Liver transplantation is often the ultimate option of therapy for chronically hepatitis B virus (HBV) infected patients. Prevention of reinfection is therapy intensive and cost-effective. Adoptive transfer of HBV-specific immunity with the liver from an immune living liver donor (LLD) could be a new approach to prevent reinfection.


Forty-six potential LLDs were vaccinated against HBV. Humoral (antibodies to hepatitis B virus surface antigen [anti-HBs]-titer) and cellular (IFN-gamma-ELISpot and proliferation-assay) immune responses were examined in donors after immunization and in recipients before and after transplantation.

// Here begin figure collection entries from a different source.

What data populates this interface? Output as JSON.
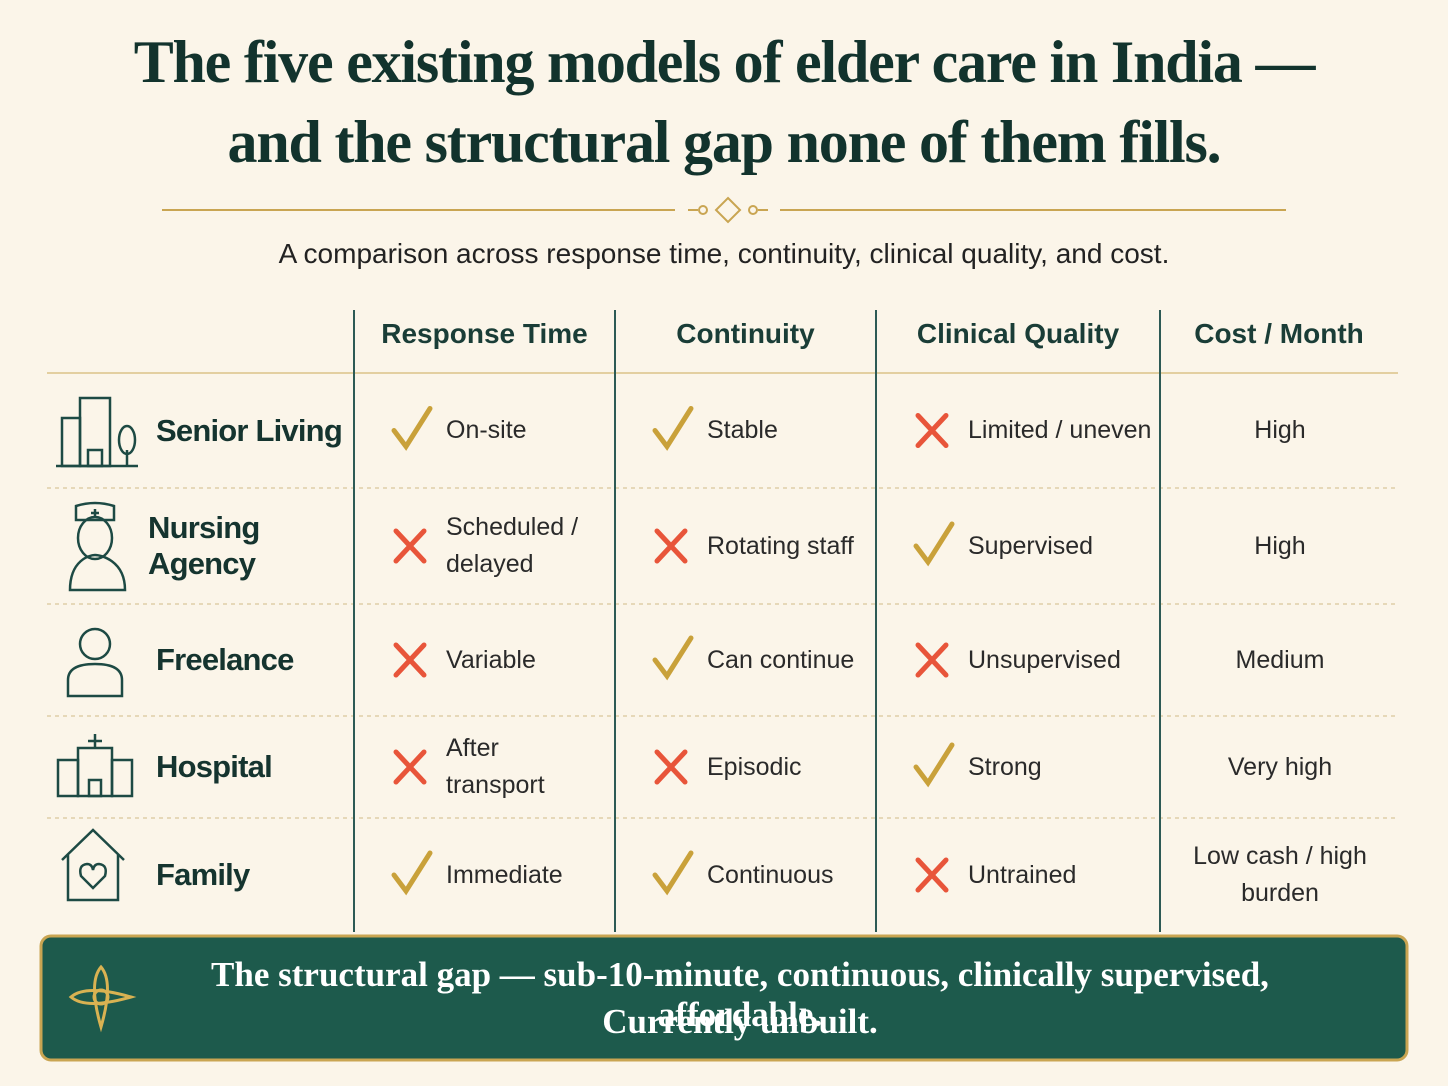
{
  "header": {
    "title": [
      "The five existing models of elder care in India —",
      "and the structural gap none of them fills."
    ],
    "subtitle": "A comparison across response time, continuity, clinical quality, and cost."
  },
  "table": {
    "columns": [
      "Response Time",
      "Continuity",
      "Clinical Quality",
      "Cost / Month"
    ],
    "rows": [
      {
        "label": "Senior Living",
        "cells": [
          {
            "status": "check",
            "text": "On-site"
          },
          {
            "status": "check",
            "text": "Stable"
          },
          {
            "status": "cross",
            "text": "Limited / uneven"
          }
        ],
        "cost": "High"
      },
      {
        "label": "Nursing Agency",
        "cells": [
          {
            "status": "cross",
            "text": "Scheduled / delayed"
          },
          {
            "status": "cross",
            "text": "Rotating staff"
          },
          {
            "status": "check",
            "text": "Supervised"
          }
        ],
        "cost": "High"
      },
      {
        "label": "Freelance",
        "cells": [
          {
            "status": "cross",
            "text": "Variable"
          },
          {
            "status": "check",
            "text": "Can continue"
          },
          {
            "status": "cross",
            "text": "Unsupervised"
          }
        ],
        "cost": "Medium"
      },
      {
        "label": "Hospital",
        "cells": [
          {
            "status": "cross",
            "text": "After transport"
          },
          {
            "status": "cross",
            "text": "Episodic"
          },
          {
            "status": "check",
            "text": "Strong"
          }
        ],
        "cost": "Very high"
      },
      {
        "label": "Family",
        "cells": [
          {
            "status": "check",
            "text": "Immediate"
          },
          {
            "status": "check",
            "text": "Continuous"
          },
          {
            "status": "cross",
            "text": "Untrained"
          }
        ],
        "cost": "Low cash / high burden"
      }
    ]
  },
  "footer": {
    "lines": [
      "The structural gap — sub-10-minute, continuous, clinically supervised, affordable.",
      "Currently unbuilt."
    ]
  }
}
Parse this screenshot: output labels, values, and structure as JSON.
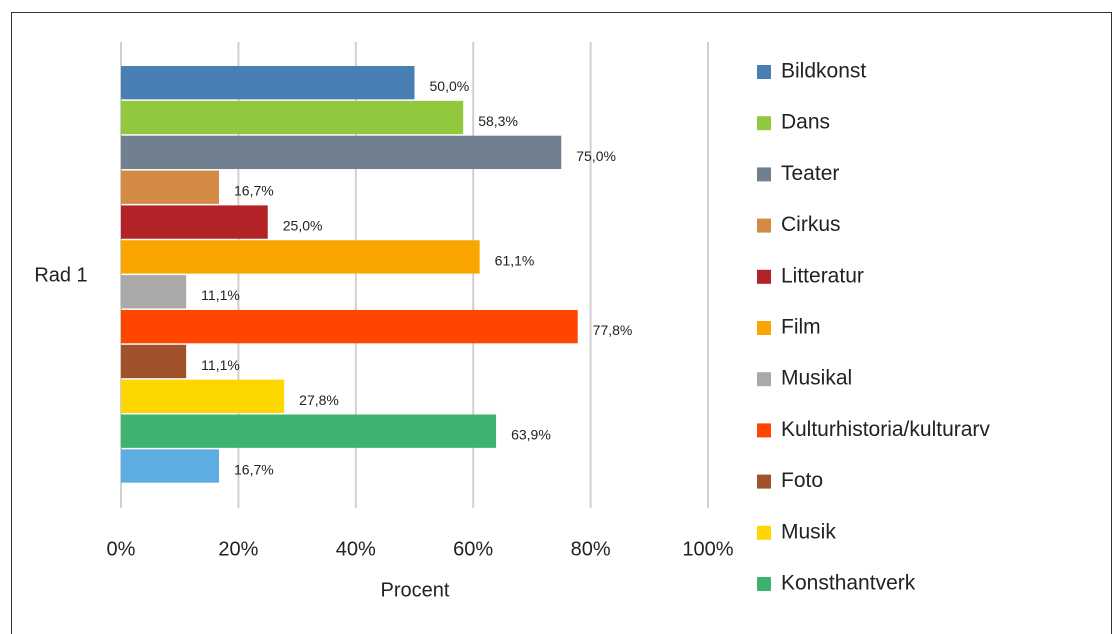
{
  "chart_data": {
    "type": "bar",
    "orientation": "horizontal",
    "categories": [
      "Rad 1"
    ],
    "xlabel": "Procent",
    "xlim": [
      0,
      100
    ],
    "xticks": [
      {
        "value": 0,
        "label": "0%"
      },
      {
        "value": 20,
        "label": "20%"
      },
      {
        "value": 40,
        "label": "40%"
      },
      {
        "value": 60,
        "label": "60%"
      },
      {
        "value": 80,
        "label": "80%"
      },
      {
        "value": 100,
        "label": "100%"
      }
    ],
    "grid": true,
    "legend": "right",
    "series": [
      {
        "name": "Bildkonst",
        "color": "#4a7fb5",
        "values": [
          50.0
        ],
        "value_labels": [
          "50,0%"
        ]
      },
      {
        "name": "Dans",
        "color": "#92c83e",
        "values": [
          58.3
        ],
        "value_labels": [
          "58,3%"
        ]
      },
      {
        "name": "Teater",
        "color": "#708090",
        "values": [
          75.0
        ],
        "value_labels": [
          "75,0%"
        ]
      },
      {
        "name": "Cirkus",
        "color": "#d38a44",
        "values": [
          16.7
        ],
        "value_labels": [
          "16,7%"
        ]
      },
      {
        "name": "Litteratur",
        "color": "#b22226",
        "values": [
          25.0
        ],
        "value_labels": [
          "25,0%"
        ]
      },
      {
        "name": "Film",
        "color": "#fba500",
        "values": [
          61.1
        ],
        "value_labels": [
          "61,1%"
        ]
      },
      {
        "name": "Musikal",
        "color": "#a9a9a9",
        "values": [
          11.1
        ],
        "value_labels": [
          "11,1%"
        ]
      },
      {
        "name": "Kulturhistoria/kulturarv",
        "color": "#ff4500",
        "values": [
          77.8
        ],
        "value_labels": [
          "77,8%"
        ]
      },
      {
        "name": "Foto",
        "color": "#a0522d",
        "values": [
          11.1
        ],
        "value_labels": [
          "11,1%"
        ]
      },
      {
        "name": "Musik",
        "color": "#ffd700",
        "values": [
          27.8
        ],
        "value_labels": [
          "27,8%"
        ]
      },
      {
        "name": "Konsthantverk",
        "color": "#3cb371",
        "values": [
          63.9
        ],
        "value_labels": [
          "63,9%"
        ]
      },
      {
        "name": null,
        "color": "#5dade2",
        "values": [
          16.7
        ],
        "value_labels": [
          "16,7%"
        ]
      }
    ]
  }
}
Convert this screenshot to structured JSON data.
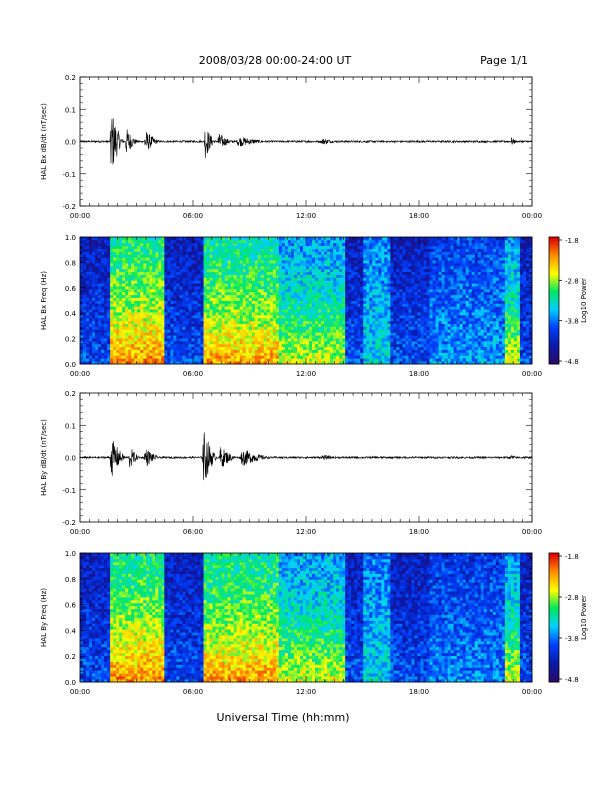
{
  "header": {
    "title": "2008/03/28  00:00-24:00 UT",
    "page": "Page 1/1"
  },
  "footer": {
    "xlabel": "Universal Time (hh:mm)"
  },
  "time_ticks": [
    "00:00",
    "06:00",
    "12:00",
    "18:00",
    "00:00"
  ],
  "colors": {
    "trace": "#000000",
    "colormap": [
      "#2a0a6a",
      "#0a1aaa",
      "#0040ff",
      "#00d0ff",
      "#00e860",
      "#ffff00",
      "#ff9000",
      "#e00000"
    ]
  },
  "chart_data": [
    {
      "type": "line",
      "title": "",
      "ylabel": "HAL Bx dB/dt (nT/sec)",
      "xlim": [
        0,
        24
      ],
      "ylim": [
        -0.2,
        0.2
      ],
      "yticks": [
        "0.2",
        "0.1",
        "0.0",
        "-0.1",
        "-0.2"
      ],
      "grid": false,
      "bursts": [
        {
          "start": 1.6,
          "end": 2.4,
          "amplitude": 0.12
        },
        {
          "start": 2.4,
          "end": 3.2,
          "amplitude": 0.05
        },
        {
          "start": 3.4,
          "end": 4.4,
          "amplitude": 0.04
        },
        {
          "start": 6.6,
          "end": 7.3,
          "amplitude": 0.06
        },
        {
          "start": 7.3,
          "end": 8.3,
          "amplitude": 0.03
        },
        {
          "start": 8.3,
          "end": 10.5,
          "amplitude": 0.018
        },
        {
          "start": 12.8,
          "end": 14.0,
          "amplitude": 0.012
        },
        {
          "start": 22.9,
          "end": 23.3,
          "amplitude": 0.015
        }
      ]
    },
    {
      "type": "heatmap",
      "title": "",
      "ylabel": "HAL Bx Freq (Hz)",
      "xlim": [
        0,
        24
      ],
      "ylim": [
        0,
        1.0
      ],
      "yticks": [
        "1.0",
        "0.8",
        "0.6",
        "0.4",
        "0.2",
        "0.0"
      ],
      "colorbar": {
        "label": "Log10 Power",
        "range": [
          -4.8,
          -1.8
        ],
        "ticks": [
          "-1.8",
          "-2.8",
          "-3.8",
          "-4.8"
        ]
      },
      "active_bands": [
        {
          "start": 1.6,
          "end": 4.4,
          "level": 0.75
        },
        {
          "start": 6.6,
          "end": 10.5,
          "level": 0.7
        },
        {
          "start": 10.5,
          "end": 14.0,
          "level": 0.45
        },
        {
          "start": 15.0,
          "end": 16.5,
          "level": 0.35
        },
        {
          "start": 18.5,
          "end": 22.5,
          "level": 0.2
        },
        {
          "start": 22.5,
          "end": 23.3,
          "level": 0.45
        }
      ]
    },
    {
      "type": "line",
      "title": "",
      "ylabel": "HAL By dB/dt (nT/sec)",
      "xlim": [
        0,
        24
      ],
      "ylim": [
        -0.2,
        0.2
      ],
      "yticks": [
        "0.2",
        "0.1",
        "0.0",
        "-0.1",
        "-0.2"
      ],
      "grid": false,
      "bursts": [
        {
          "start": 1.6,
          "end": 2.6,
          "amplitude": 0.07
        },
        {
          "start": 2.6,
          "end": 3.3,
          "amplitude": 0.04
        },
        {
          "start": 3.4,
          "end": 4.4,
          "amplitude": 0.035
        },
        {
          "start": 6.5,
          "end": 7.4,
          "amplitude": 0.1
        },
        {
          "start": 7.4,
          "end": 8.5,
          "amplitude": 0.04
        },
        {
          "start": 8.5,
          "end": 10.5,
          "amplitude": 0.03
        },
        {
          "start": 12.8,
          "end": 14.0,
          "amplitude": 0.01
        },
        {
          "start": 22.9,
          "end": 23.3,
          "amplitude": 0.01
        }
      ]
    },
    {
      "type": "heatmap",
      "title": "",
      "ylabel": "HAL By Freq (Hz)",
      "xlim": [
        0,
        24
      ],
      "ylim": [
        0,
        1.0
      ],
      "yticks": [
        "1.0",
        "0.8",
        "0.6",
        "0.4",
        "0.2",
        "0.0"
      ],
      "colorbar": {
        "label": "Log10 Power",
        "range": [
          -4.8,
          -1.8
        ],
        "ticks": [
          "-1.8",
          "-2.8",
          "-3.8",
          "-4.8"
        ]
      },
      "active_bands": [
        {
          "start": 1.6,
          "end": 4.4,
          "level": 0.75
        },
        {
          "start": 6.6,
          "end": 10.5,
          "level": 0.72
        },
        {
          "start": 10.5,
          "end": 14.0,
          "level": 0.45
        },
        {
          "start": 15.0,
          "end": 16.5,
          "level": 0.35
        },
        {
          "start": 18.5,
          "end": 22.5,
          "level": 0.15
        },
        {
          "start": 22.5,
          "end": 23.3,
          "level": 0.45
        }
      ]
    }
  ]
}
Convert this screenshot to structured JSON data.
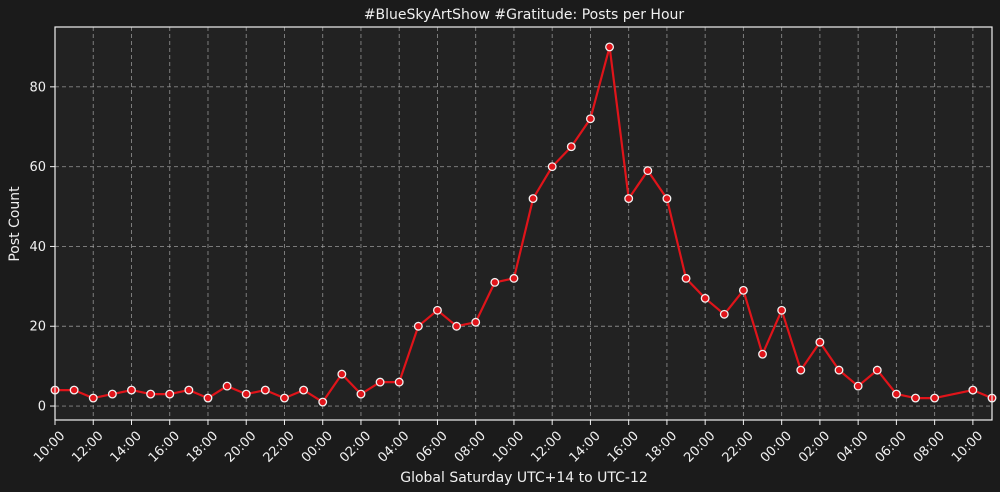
{
  "chart_data": {
    "type": "line",
    "title": "#BlueSkyArtShow #Gratitude: Posts per Hour",
    "xlabel": "Global Saturday UTC+14 to UTC-12",
    "ylabel": "Post Count",
    "ylim": [
      -3.5,
      95
    ],
    "yticks": [
      0,
      20,
      40,
      60,
      80
    ],
    "xlim": [
      0,
      49
    ],
    "xtick_positions": [
      0,
      2,
      4,
      6,
      8,
      10,
      12,
      14,
      16,
      18,
      20,
      22,
      24,
      26,
      28,
      30,
      32,
      34,
      36,
      38,
      40,
      42,
      44,
      46,
      48
    ],
    "xtick_labels": [
      "10:00",
      "12:00",
      "14:00",
      "16:00",
      "18:00",
      "20:00",
      "22:00",
      "00:00",
      "02:00",
      "04:00",
      "06:00",
      "08:00",
      "10:00",
      "12:00",
      "14:00",
      "16:00",
      "18:00",
      "20:00",
      "22:00",
      "00:00",
      "02:00",
      "04:00",
      "06:00",
      "08:00",
      "10:00"
    ],
    "grid": true,
    "line_color": "#e0141a",
    "marker_edge_color": "#f2f2f2",
    "background": "#222222",
    "series": [
      {
        "x": [
          0,
          1,
          2,
          3,
          4,
          5,
          6,
          7,
          8,
          9,
          10,
          11,
          12,
          13,
          14,
          15,
          16,
          17,
          18,
          19,
          20,
          21,
          22,
          23,
          24,
          25,
          26,
          27,
          28,
          29,
          30,
          31,
          32,
          33,
          34,
          35,
          36,
          37,
          38,
          39,
          40,
          41,
          42,
          43,
          44,
          45,
          46,
          48,
          49
        ],
        "values": [
          4,
          4,
          2,
          3,
          4,
          3,
          3,
          4,
          2,
          5,
          3,
          4,
          2,
          4,
          1,
          8,
          3,
          6,
          6,
          20,
          24,
          20,
          21,
          31,
          32,
          52,
          60,
          65,
          72,
          90,
          52,
          59,
          52,
          32,
          27,
          23,
          29,
          13,
          24,
          9,
          16,
          9,
          5,
          9,
          3,
          2,
          2,
          4,
          2
        ]
      }
    ]
  }
}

Anti-HBs-titers of up to 50,000 IU/L were detected in LLDs. Fourteen recipients received livers from these donors. We detected humoral immunity in one HBV-naïve recipient and in one chronically HBV-infected recipient after transplantation. A transfer of cellular immunity (SI>3) was seen in three recipients. These patients received livers from donors with high anti-HBs-titers of more than 9000 IU/L. Cellular immunity was also detected in the corresponding donors (SI >3 and spots >22).


Our study demonstrates that HBV-specific humoral and cellular immunity can be transferred by liver transplantation after vaccination of the donors. The transfer of B-cell and T-cell immunity correlates with the magnitude of immune responses in the donor.